Pittsburgh's 22-year-old rookie sensation was in some kind of scoring funk himself, having gone eight games without a goal since piling up nine in his first 11 career playoff games.
The Penguins could not muster one shot after Nick Bonino scored to make 3-0 1:02 before the first intermission. It was now the third period, the Predators rode a catfish-induced rally to tie the game, and Mike Sullivan was baffled by Pittsburgh's inability to put a single, solitary shot on Pekka Rinne in exactly 37 minutes of gameplay.
Frederick Gaudreau - the Predators' own rookie hero - netted his first-career NHL goal with 6:31 to play in regulation to erase a three-goal deficit.
Less than three minutes later, Guentzel corralled a loose puck in the neutral zone, burst into the attacking zone and roofed a perfect wrister over Rinne's glove to send PPG Paints Arena into a frenzy.
Guentzel's shot, somehow, was Pittsburgh's first in nearly two full periods. It stood as the game winner as Bonino added another to give the Penguins a 5-3 win of the most improbable variety.
Colton Sissons, Predators - Tasked with centring Nashville's top line, Sissons played about as well as one can expect. The game-six hero scored the Preds' second goal and fired a team-high seven shots on goal.

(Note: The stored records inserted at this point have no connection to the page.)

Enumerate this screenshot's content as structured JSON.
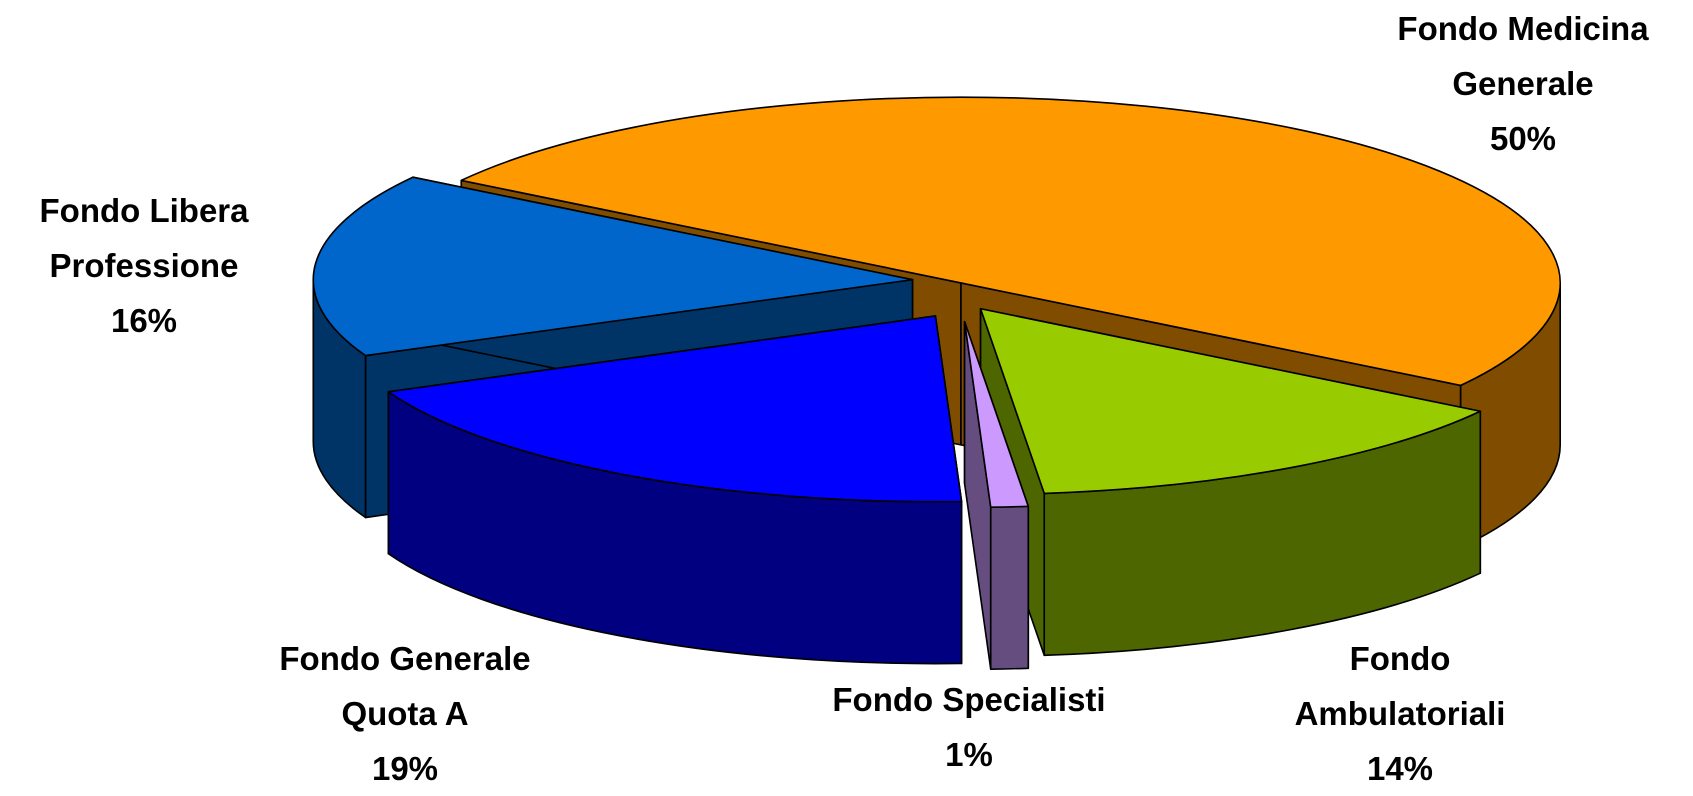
{
  "chart_data": {
    "type": "pie3d",
    "categories": [
      "Fondo Medicina Generale",
      "Fondo Ambulatoriali",
      "Fondo Specialisti",
      "Fondo Generale Quota A",
      "Fondo Libera Professione"
    ],
    "values": [
      50,
      14,
      1,
      19,
      16
    ],
    "value_labels": [
      "50%",
      "14%",
      "1%",
      "19%",
      "16%"
    ],
    "colors": [
      "#FF9900",
      "#99CC00",
      "#CC99FF",
      "#0000FF",
      "#0066CC"
    ]
  }
}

Sidney Crosby, Penguins - Crosby assisted on Pittsburgh's first two goals, running his playoff points total to 22 in 20 games.
Jake Guentzel, Penguins - Guentzel's 10 playoff goals lead the league. He joined Maurice Richard, Dino Ciccarelli, Claude Lemieux, Jeremy Roenick and Brad Marchand as the only rookies to score 10 or more goals in a playoff year.

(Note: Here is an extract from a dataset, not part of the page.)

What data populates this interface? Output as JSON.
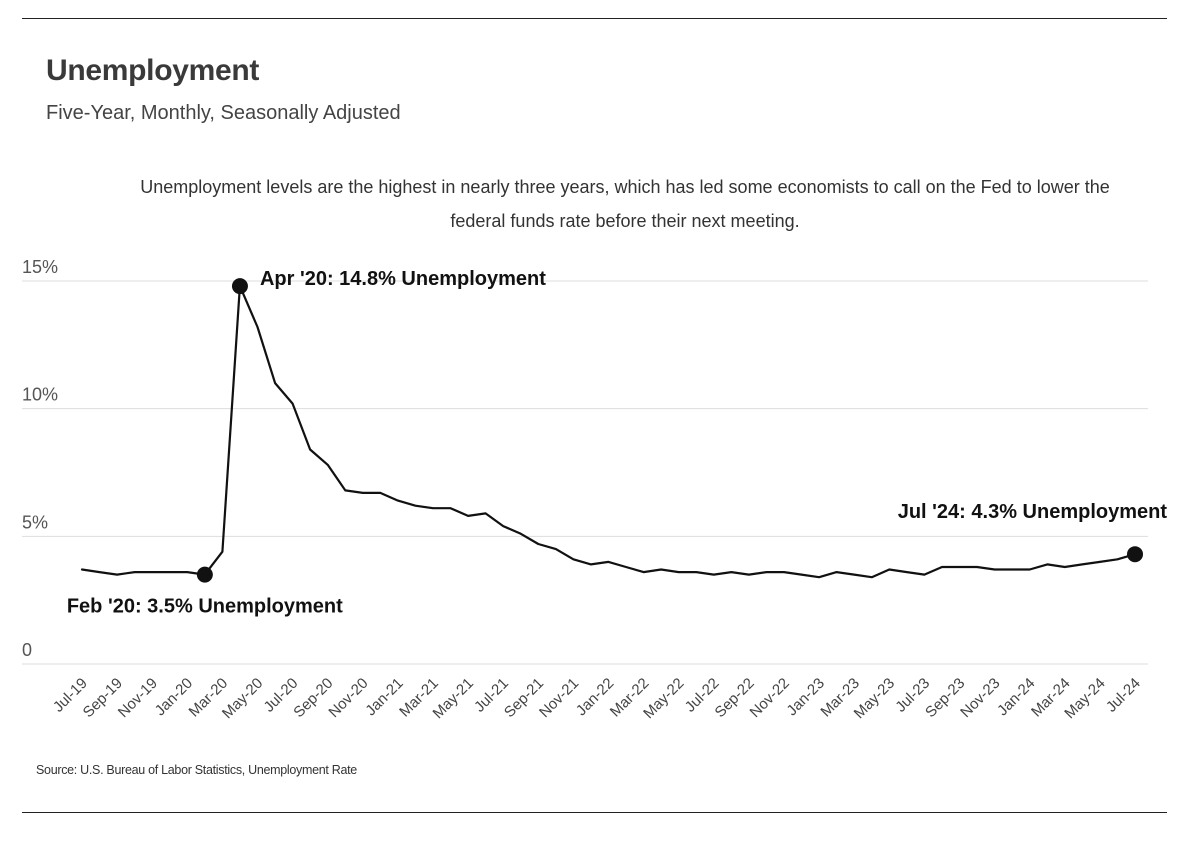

A pinpoint shot from the blue line by Predators defenseman P.K. Subban beat Penguins goalie Matt Murray 7:13 into the first period. On the surface, it appeared Nashville were off to an early lead. Pittsburgh coach Sullivan felt otherwise and challenged whether Filip Forsberg was offside as the Predators gained the attacking zone.
Upon further video review, officials ruled that was in fact the case.
As Forsberg corralled the pass, his left foot crossed into the Penguins zone while the puck remained on the blue line, negating the goal by a matter of inches, and seconds. Under strict interpretation of offside, it was the correct call, but that will not stop the debate over the coach's challenge to spill out on the NHL's biggest stage.